What to watch for and what the claims mean in practice
The companies in this delegation present a mix of technologies at different stages of maturity. Some list regulatory clearances and published studies while others highlight pilot data or product claims. Exhibiting at MEDICA is an important step but not a guarantee of market uptake. Procurement cycles in hospitals are long and evidence requirements for reimbursement differ widely across Europe and extra-EU markets. For digital and AI solutions there are additional hurdles such as clinical validation against standard of care, data governance, interoperability and explainability of algorithms.

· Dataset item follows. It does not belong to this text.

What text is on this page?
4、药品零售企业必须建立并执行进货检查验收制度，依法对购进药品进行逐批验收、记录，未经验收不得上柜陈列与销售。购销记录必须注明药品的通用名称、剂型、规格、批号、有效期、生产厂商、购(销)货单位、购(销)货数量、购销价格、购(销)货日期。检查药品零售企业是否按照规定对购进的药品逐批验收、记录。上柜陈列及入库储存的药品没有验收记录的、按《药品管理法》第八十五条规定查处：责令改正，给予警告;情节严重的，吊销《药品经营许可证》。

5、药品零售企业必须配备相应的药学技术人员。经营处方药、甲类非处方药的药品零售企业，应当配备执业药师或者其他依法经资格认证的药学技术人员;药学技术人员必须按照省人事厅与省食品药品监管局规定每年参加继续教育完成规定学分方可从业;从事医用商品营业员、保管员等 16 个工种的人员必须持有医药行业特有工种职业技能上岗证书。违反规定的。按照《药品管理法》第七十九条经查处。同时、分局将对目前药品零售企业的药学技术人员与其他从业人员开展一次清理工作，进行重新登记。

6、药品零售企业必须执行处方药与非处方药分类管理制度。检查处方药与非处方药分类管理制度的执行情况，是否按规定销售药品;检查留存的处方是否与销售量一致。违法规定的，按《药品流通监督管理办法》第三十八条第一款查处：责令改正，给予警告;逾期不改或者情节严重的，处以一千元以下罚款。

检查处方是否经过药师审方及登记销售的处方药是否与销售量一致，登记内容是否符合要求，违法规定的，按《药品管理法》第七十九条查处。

How the EIC ITF 3.0 programme fits in
The EIC International Trade Fairs Programme 3.0 runs to 2026 and covers sectoral trade fairs in Europe, North America and the MENA region. Its stated objective is to accelerate internationalisation of EIC awardees by combining pavilion presence with preparatory coaching and matchmaking. Participation is open to EIC-supported SMEs that apply to open calls. The programme offers pre-departure briefings, onsite support and post-fair follow-up. While this reduces some market entry frictions it does not replace the work companies must do to generate clinical evidence, secure procurement champions and agree reimbursement pathways.
Practical note
Exhibitors often distribute product literature and catalogue entries at the fair. The EIC hosts materials and a MEDICA catalogue on its community platform for registered users. Attendees should verify claims in company literature with regulatory records, peer reviewed publications and independent clinical evaluations before making procurement or investment decisions.
Bottom line
MEDICA 2025 will spotlight 15 EIC-backed companies with technologies that reflect current priorities in diagnostics, remote monitoring, device coatings and biomanufacturing. The EIC’s trade fair support can amplify visibility and open doors to partners and investors. Still, companies claiming breakthrough performance must follow through with rigorous evidence, clear regulatory routes and scalable go-to-market plans before their solutions influence clinical practice at scale.